Historizismus (K). auch Retrospektivismus; die europäische Kunst nach dem Ende des Biedermeiers (s. d.), also von 1848 bis gegen 1880, welche, bar eigener Stilmittel, durch die Nachahmung vergangener Stile oder der Art großer Meister von einst hoffte, die eigene Unsicherheit zu überdecken. Da hiebei fast alle Stile und die verschiedensten alten Meister nachgeahmt wurden (besonders Tizian, Rubens und Velasquez), entbehrt der H. auch in dieser Beziehung der Einheitlichkeit, wenn ihm auch große malerische und zeichnerische Fähigkeiten zugebilligt werden müssen (siehe Historienmalerei). Die Überwindung des H. erfolgte durch einzelne große Künstler, die ihre eigenen Wege gingen, durch den Impressionismus (s. d.) und nach 1880 durch den Naturallsmus (s. d.).
Hitchcock, George (M), geb. 1850 Providence (USA), gest. 1913. Schüler von Boulanger und Le-febre, lebte in Holland. Farbenfrohe, leicht impressionistische Landschaften und Genrebilder.

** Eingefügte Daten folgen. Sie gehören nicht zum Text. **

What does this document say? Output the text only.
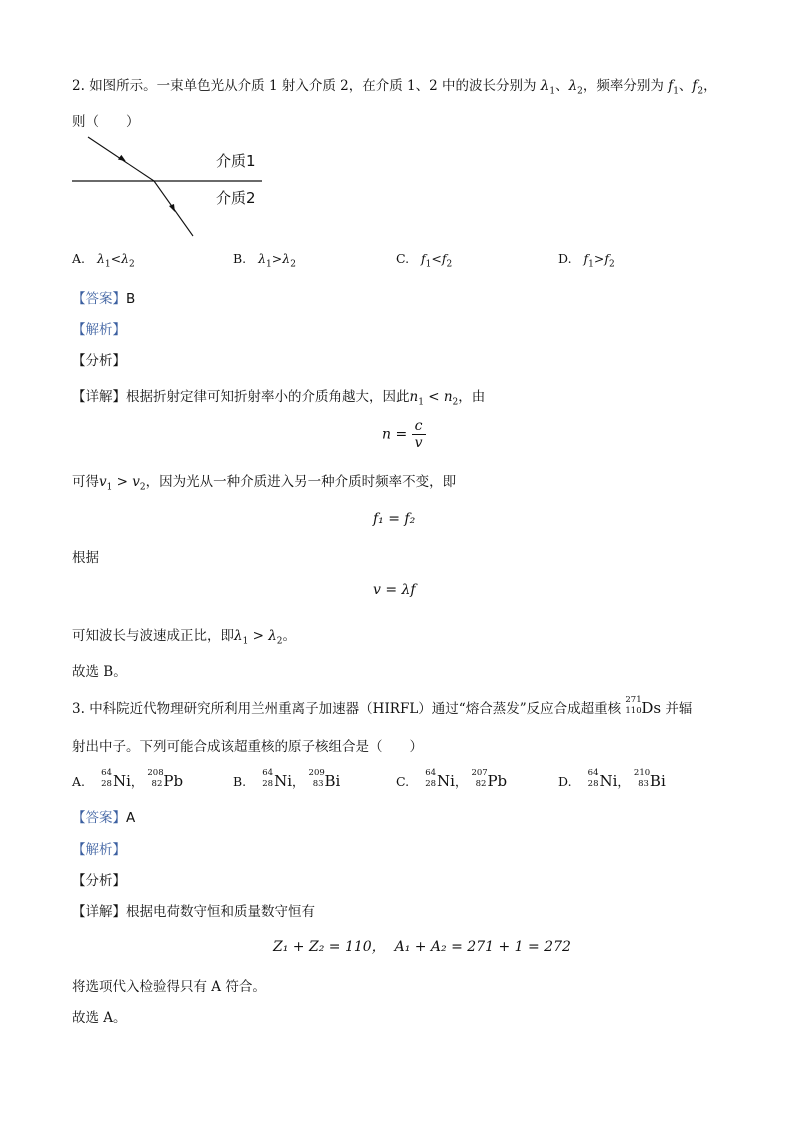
2. 如图所示。一束单色光从介质 1 射入介质 2，在介质 1、2 中的波长分别为 $\lambda_1$、$\lambda_2$，频率分别为 $f_1$、$f_2$，
则（　　）
介质1
介质2
A. $\lambda_1<\lambda_2$	B. $\lambda_1>\lambda_2$	C. $f_1<f_2$	D. $f_1>f_2$
【答案】B
【解析】
【分析】
【详解】根据折射定律可知折射率小的介质角越大，因此$n_1 < n_2$，由
$n = \frac{c}{v}$
可得$v_1 > v_2$，因为光从一种介质进入另一种介质时频率不变，即
f₁ = f₂
根据
v = λf
可知波长与波速成正比，即$\lambda_1 > \lambda_2$。
故选 B。
3. 中科院近代物理研究所利用兰州重离子加速器（HIRFL）通过“熔合蒸发”反应合成超重核
271
110 Ds 并辐
射出中子。下列可能合成该超重核的原子核组合是（　　）
A.
64
28 Ni，
208
82 Pb	B.
64
28 Ni，
209
83 Bi	C.
64
28 Ni，
207
82 Pb	D.
64
28 Ni，
210
83 Bi
【答案】A
【解析】
【分析】
【详解】根据电荷数守恒和质量数守恒有
Z₁ + Z₂ = 110， A₁ + A₂ = 271 + 1 = 272
将选项代入检验得只有 A 符合。
故选 A。
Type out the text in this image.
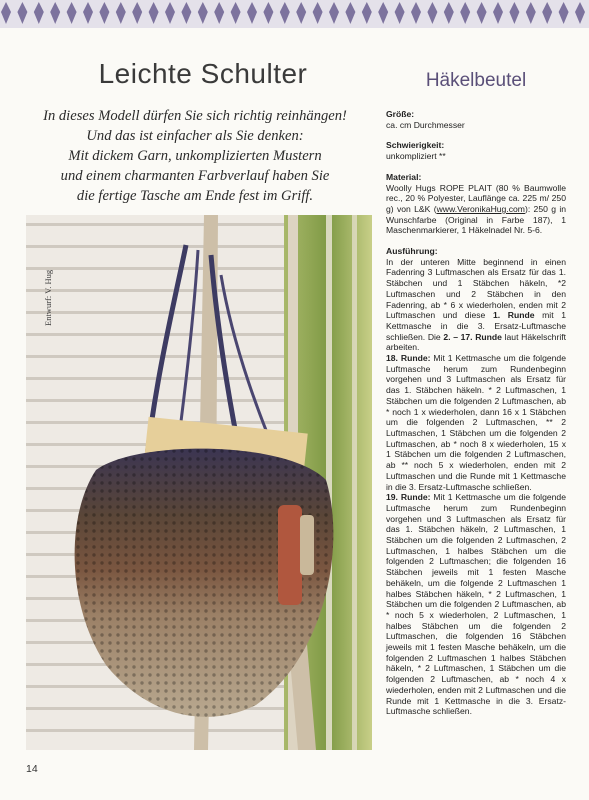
Leichte Schulter
In dieses Modell dürfen Sie sich richtig reinhängen!
Und das ist einfacher als Sie denken:
Mit dickem Garn, unkomplizierten Mustern
und einem charmanten Farbverlauf haben Sie
die fertige Tasche am Ende fest im Griff.
Entwurf: V. Hug
Häkelbeutel
Größe:
ca. cm Durchmesser
Schwierigkeit:
unkompliziert **
Material:

Woolly Hugs ROPE PLAIT (80 % Baumwolle rec., 20 % Polyester, Lauflänge ca. 225 m/ 250 g) von L&K (www.VeronikaHug.com): 250 g in Wunschfarbe (Original in Farbe 187), 1 Maschenmarkierer, 1 Häkelnadel Nr. 5-6.

Ausführung:

In der unteren Mitte beginnend in einen Fadenring 3 Luftmaschen als Ersatz für das 1. Stäbchen und 1 Stäbchen häkeln, *2 Luftmaschen und 2 Stäbchen in den Fadenring, ab * 6 x wiederholen, enden mit 2 Luftmaschen und diese 1. Runde mit 1 Kettmasche in die 3. Ersatz-Luftmasche schließen. Die 2. – 17. Runde laut Häkelschrift arbeiten.

18. Runde: Mit 1 Kettmasche um die folgende Luftmasche herum zum Rundenbeginn vorgehen und 3 Luftmaschen als Ersatz für das 1. Stäbchen häkeln. * 2 Luftmaschen, 1 Stäbchen um die folgenden 2 Luftmaschen, ab * noch 1 x wiederholen, dann 16 x 1 Stäbchen um die folgenden 2 Luftmaschen, ** 2 Luftmaschen, 1 Stäbchen um die folgenden 2 Luftmaschen, ab * noch 8 x wiederholen, 15 x 1 Stäbchen um die folgenden 2 Luftmaschen, ab ** noch 5 x wiederholen, enden mit 2 Luftmaschen und die Runde mit 1 Kettmasche in die 3. Ersatz-Luftmasche schließen.

19. Runde: Mit 1 Kettmasche um die folgende Luftmasche herum zum Rundenbeginn vorgehen und 3 Luftmaschen als Ersatz für das 1. Stäbchen häkeln, 2 Luftmaschen, 1 Stäbchen um die folgenden 2 Luftmaschen, 2 Luftmaschen, 1 halbes Stäbchen um die folgenden 2 Luftmaschen; die folgenden 16 Stäbchen jeweils mit 1 festen Masche behäkeln, um die folgende 2 Luftmaschen 1 halbes Stäbchen häkeln, * 2 Luftmaschen, 1 Stäbchen um die folgenden 2 Luftmaschen, ab * noch 5 x wiederholen, 2 Luftmaschen, 1 halbes Stäbchen um die folgenden 2 Luftmaschen, die folgenden 16 Stäbchen jeweils mit 1 festen Masche behäkeln, um die folgenden 2 Luftmaschen 1 halbes Stäbchen häkeln, * 2 Luftmaschen, 1 Stäbchen um die folgenden 2 Luftmaschen, ab * noch 4 x wiederholen, enden mit 2 Luftmaschen und die Runde mit 1 Kettmasche in die 3. Ersatz-Luftmasche schließen.

14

Hittorf Jakob Ignaz (A u. Archäologe), geb. 1792 Köln, gest. 1867 Paris. Schüler von Percier, könlgl. A. in Paris. Seine Bauten gehören einem modernisierten Klassizismus mit Renaissanceelementen an (Paris: St. Vincent de Paul, Nordbahnhof in moderner Eisenkonstruktion). Mehrere kunstgeschichtliche u. archäologische Fachwerke.
Hitz. Dora (M\, geb. 1856 Altdorf bei Nürnberg, gest. 1926 Berlin. Schülerin von Lindem-sehmltt, arbeitete Illustrationen zu Dichtungen v. Carmen Sylva und Wandbilder im Helldunkel Carrieres Im Schloß Si-naia. In Berlin ging sie zu immer moderner werdenden Bildnissen und Genrebildern über.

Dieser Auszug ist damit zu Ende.